THE OCCG is facing an £11.1m deficit this financial year in the worst case scenario and has had to make £25m of savings to meet its £650m budget this year – its first since taking over from the Primary Care Trust following Government reforms on April 1.

Dr Stephen Richards, OCCG chief executive, said public meetings throughout November and December – which were announced on Monday – would help the trust know which services residents value.

He said: “What I hope we get from the meetings is clarity about the things that the public value most about their NHS services in this county.

“We do not want to spend the next years having discussions with things that are immovable.”

He added: “The backdrop, not just for us but Oxford University Hospitals NHS Trust and Oxford Health, is that we have got to look at potential savings of five per cent each year for the next five years – even though we are relatively protected as the NHS.”

But he said “essential” NHS services would not be subject to cuts, naming the non-emergency 111 phone-line and accident and emergency departments.

Although the meetings are not being organised to source ideas to save money, Dr Richards said he does not mind if people make suggestions.

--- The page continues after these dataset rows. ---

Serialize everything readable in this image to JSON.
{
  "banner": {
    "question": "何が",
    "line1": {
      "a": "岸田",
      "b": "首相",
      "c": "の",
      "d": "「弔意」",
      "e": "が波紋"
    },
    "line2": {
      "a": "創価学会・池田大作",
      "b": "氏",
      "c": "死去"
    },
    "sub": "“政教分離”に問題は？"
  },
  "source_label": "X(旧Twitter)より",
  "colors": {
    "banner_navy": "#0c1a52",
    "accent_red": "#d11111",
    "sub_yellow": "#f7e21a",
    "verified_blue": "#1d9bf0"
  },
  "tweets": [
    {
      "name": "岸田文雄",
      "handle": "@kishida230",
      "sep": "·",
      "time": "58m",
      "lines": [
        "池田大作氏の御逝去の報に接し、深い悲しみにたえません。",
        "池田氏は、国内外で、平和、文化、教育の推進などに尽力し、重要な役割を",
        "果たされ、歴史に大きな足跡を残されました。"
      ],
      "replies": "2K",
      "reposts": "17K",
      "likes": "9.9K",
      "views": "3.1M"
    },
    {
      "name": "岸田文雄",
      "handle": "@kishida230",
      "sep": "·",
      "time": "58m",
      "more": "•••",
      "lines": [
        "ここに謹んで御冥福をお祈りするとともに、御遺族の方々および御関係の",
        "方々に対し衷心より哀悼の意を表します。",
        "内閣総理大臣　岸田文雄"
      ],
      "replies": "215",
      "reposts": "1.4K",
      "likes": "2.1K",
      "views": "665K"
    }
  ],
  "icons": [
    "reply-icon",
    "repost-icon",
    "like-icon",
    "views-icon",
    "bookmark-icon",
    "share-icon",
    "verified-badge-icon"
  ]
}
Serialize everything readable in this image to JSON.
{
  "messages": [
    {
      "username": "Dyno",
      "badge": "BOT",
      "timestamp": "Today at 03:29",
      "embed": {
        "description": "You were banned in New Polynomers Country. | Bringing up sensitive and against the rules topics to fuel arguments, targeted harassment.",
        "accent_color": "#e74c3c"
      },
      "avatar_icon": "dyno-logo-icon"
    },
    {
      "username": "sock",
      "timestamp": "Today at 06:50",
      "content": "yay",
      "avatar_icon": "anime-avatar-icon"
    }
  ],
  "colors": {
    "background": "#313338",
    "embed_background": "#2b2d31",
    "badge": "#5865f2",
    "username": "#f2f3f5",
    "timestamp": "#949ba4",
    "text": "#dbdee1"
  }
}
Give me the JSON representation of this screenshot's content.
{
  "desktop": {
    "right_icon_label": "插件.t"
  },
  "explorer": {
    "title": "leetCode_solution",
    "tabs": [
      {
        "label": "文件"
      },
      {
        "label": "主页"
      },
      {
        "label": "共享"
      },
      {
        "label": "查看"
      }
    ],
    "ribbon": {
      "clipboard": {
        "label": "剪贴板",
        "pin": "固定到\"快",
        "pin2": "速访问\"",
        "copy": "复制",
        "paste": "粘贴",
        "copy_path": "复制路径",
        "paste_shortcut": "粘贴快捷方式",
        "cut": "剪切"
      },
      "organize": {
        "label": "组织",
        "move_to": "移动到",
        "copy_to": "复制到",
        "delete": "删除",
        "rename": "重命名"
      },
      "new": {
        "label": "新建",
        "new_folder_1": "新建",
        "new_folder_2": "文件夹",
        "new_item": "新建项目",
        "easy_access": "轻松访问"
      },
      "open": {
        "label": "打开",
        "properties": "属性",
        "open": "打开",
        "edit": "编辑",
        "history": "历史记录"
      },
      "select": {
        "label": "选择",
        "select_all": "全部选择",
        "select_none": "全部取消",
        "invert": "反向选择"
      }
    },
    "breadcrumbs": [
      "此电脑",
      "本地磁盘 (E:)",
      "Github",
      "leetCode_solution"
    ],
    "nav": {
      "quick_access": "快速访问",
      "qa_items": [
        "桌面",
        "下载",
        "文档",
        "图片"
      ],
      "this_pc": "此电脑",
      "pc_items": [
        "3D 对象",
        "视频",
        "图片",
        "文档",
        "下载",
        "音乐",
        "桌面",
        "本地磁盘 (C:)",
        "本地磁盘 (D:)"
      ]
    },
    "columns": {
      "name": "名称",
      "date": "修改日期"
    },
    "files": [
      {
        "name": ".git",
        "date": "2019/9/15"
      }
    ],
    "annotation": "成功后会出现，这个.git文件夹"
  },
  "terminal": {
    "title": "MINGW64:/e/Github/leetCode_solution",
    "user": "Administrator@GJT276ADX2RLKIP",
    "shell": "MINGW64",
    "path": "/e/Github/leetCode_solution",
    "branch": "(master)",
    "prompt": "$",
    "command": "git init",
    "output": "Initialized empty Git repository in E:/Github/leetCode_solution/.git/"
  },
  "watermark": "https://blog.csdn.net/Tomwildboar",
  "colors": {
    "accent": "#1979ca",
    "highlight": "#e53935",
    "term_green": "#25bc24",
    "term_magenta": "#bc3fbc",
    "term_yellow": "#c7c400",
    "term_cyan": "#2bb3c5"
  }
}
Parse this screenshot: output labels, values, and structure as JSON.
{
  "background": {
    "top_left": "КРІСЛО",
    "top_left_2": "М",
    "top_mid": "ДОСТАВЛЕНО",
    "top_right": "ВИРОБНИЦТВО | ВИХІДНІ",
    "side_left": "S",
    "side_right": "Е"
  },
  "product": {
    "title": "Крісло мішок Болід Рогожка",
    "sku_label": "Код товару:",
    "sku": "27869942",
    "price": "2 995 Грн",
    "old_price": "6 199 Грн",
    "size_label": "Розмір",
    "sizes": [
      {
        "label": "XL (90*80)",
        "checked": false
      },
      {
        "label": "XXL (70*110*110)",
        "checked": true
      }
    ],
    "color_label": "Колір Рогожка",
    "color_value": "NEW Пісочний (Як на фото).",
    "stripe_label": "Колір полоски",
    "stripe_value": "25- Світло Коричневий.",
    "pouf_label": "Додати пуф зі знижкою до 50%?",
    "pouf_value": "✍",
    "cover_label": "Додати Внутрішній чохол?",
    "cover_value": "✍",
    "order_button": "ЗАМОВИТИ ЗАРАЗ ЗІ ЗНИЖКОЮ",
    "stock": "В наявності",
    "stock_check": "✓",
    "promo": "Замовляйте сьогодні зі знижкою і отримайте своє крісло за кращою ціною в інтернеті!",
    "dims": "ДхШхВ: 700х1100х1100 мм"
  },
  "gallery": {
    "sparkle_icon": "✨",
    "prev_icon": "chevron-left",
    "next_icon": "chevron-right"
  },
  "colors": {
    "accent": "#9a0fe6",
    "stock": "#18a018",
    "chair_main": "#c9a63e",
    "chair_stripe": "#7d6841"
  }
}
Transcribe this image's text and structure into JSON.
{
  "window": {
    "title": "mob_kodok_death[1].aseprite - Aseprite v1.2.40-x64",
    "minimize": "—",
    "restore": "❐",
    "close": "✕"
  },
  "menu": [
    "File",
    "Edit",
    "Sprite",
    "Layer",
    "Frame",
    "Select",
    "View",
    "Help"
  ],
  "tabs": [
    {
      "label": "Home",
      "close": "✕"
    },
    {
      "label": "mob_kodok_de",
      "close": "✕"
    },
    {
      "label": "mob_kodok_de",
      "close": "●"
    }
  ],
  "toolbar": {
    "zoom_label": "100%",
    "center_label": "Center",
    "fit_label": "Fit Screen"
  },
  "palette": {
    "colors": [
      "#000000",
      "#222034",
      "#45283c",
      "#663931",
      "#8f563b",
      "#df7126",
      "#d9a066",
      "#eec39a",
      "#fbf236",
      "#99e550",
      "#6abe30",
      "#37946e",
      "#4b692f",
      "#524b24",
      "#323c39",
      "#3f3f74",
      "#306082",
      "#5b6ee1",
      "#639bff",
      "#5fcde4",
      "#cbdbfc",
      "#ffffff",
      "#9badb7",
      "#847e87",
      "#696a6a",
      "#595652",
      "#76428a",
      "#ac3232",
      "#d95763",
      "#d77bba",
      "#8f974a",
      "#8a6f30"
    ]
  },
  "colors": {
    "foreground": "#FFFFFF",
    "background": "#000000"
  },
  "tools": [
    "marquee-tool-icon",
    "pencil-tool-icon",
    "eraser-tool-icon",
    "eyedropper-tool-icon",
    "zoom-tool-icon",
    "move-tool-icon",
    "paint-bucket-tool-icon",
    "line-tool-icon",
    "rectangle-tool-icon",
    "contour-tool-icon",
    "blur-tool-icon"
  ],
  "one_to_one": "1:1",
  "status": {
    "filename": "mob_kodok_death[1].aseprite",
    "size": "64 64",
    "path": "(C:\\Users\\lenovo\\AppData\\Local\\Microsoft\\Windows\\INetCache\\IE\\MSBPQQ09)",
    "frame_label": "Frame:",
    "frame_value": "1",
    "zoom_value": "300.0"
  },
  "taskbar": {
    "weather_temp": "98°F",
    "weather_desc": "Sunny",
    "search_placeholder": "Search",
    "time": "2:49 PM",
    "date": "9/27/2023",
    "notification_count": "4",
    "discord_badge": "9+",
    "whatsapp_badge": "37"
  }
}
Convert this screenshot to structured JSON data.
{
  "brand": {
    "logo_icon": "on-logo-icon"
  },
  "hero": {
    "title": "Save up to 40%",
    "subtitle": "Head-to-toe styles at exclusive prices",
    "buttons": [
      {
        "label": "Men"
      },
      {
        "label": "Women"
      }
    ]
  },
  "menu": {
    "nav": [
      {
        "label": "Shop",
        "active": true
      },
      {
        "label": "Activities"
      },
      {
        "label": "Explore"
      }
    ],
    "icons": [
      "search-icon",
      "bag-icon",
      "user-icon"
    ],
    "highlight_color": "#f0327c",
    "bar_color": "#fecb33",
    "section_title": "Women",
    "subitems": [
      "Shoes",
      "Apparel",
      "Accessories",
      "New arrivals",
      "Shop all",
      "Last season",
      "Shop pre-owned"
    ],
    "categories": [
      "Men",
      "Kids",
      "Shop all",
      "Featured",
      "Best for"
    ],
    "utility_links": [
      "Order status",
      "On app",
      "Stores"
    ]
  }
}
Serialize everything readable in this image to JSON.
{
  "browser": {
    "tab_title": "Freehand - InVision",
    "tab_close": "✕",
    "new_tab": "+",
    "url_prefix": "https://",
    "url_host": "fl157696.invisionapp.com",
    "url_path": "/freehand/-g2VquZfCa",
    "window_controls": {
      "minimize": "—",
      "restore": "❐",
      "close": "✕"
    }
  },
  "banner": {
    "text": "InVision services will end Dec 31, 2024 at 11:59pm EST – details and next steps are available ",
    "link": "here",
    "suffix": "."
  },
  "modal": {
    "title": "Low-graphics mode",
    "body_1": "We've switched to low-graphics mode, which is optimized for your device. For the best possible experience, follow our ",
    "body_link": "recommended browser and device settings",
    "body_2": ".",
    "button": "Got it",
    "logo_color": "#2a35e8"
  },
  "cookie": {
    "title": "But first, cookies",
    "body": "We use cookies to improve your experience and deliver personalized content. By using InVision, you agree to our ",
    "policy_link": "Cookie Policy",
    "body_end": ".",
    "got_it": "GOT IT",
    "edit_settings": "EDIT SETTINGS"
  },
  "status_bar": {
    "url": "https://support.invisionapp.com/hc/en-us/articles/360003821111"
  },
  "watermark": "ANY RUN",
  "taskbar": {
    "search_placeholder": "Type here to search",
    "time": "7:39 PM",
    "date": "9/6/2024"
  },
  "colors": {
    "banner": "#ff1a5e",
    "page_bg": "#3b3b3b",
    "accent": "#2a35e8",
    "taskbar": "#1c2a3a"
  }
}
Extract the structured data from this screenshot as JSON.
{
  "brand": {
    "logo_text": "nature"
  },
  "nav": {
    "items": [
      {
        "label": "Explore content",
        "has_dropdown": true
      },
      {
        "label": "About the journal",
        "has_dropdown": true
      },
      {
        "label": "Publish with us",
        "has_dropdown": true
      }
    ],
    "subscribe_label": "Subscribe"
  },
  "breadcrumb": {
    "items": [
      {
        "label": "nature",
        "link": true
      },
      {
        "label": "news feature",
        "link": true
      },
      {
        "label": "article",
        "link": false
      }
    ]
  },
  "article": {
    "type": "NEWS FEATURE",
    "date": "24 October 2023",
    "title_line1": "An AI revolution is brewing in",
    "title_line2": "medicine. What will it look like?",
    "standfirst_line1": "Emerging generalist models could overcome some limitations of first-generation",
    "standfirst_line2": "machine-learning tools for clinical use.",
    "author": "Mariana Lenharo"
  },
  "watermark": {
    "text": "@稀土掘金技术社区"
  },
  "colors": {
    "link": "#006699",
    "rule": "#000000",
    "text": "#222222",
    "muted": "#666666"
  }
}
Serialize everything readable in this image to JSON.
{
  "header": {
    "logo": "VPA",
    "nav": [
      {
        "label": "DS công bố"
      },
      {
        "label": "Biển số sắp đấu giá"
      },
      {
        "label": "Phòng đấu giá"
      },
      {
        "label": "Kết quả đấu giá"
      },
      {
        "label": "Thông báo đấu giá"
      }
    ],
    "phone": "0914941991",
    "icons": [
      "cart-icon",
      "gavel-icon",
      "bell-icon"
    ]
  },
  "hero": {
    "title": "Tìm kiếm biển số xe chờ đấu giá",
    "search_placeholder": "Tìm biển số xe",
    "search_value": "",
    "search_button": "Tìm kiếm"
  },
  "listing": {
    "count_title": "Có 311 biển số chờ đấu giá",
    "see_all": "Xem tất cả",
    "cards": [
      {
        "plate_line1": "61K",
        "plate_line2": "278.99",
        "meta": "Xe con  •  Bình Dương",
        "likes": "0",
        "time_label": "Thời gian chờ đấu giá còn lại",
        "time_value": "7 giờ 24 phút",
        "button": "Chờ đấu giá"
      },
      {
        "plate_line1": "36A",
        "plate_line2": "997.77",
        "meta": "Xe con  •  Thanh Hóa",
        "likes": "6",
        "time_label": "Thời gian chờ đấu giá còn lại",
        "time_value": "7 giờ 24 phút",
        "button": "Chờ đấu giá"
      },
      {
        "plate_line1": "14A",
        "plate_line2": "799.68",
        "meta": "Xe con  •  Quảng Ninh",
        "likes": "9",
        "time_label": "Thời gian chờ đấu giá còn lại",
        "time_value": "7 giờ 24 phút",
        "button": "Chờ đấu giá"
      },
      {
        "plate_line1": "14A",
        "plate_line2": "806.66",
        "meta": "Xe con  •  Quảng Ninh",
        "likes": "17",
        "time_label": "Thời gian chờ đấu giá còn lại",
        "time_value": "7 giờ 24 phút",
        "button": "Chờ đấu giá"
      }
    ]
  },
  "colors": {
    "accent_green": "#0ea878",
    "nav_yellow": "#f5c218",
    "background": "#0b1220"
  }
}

He hopes the meetings will inform OCCG’s five-year strategic plan and its two-year operational plan, both of which need to be produced by the end of March 2014. He said he hoped this would mean the documents would “not have too many surprises”.

Dr Richards also said that services at the county’s nine community hospitals would not be cut, but, if anything, expanded.

OCCG is currently trying to “build on the success” of Abingdon Emergency Multidisciplinary Unit (EMU) at Abingdon community hospital, which treats acute patients so they do not have to attend the John Radcliffe Hospital in Oxford. The service is already being rolled out to Witney Community Hospital and the Horton General Hospital in Banbury.

Abingdon EMU won the best service delivery innovation category at the Guardian Healthcare Innovation Awards last month.

Dr Richards said he hoped a “cross section” of the public – children, adults and the elderly – would attend the meetings, but said Oxford East MP Andrew Smith had made a “very fair point” on Monday in the Oxford Mail when he urged the trust to hold more than one of them in the evening.

Dr Richards added: “We have already agreed in principle that if people and the public are requesting more, we will put on more meetings that will be in the evenings.”

He also said the trust would use Facebook, Twitter and other platforms to get the message out, and was also consulting internally with NHS staff.

PUBLIC MEETINGS

  • Wantage, November 19, 1pm -5pm
  • Witney, West Oxfordshire District Council offices, Wednesday, November 20, 6.30pm to 9.30pm
  • Oxford, November 21, 9am-noon
  • Banbury, December 3, 1pm-5pm
  • Bicester, December 5, 9am-1pm
  • Wallingford, December 19, 9am to 1pm
  • Places must be booked on 01865 334638.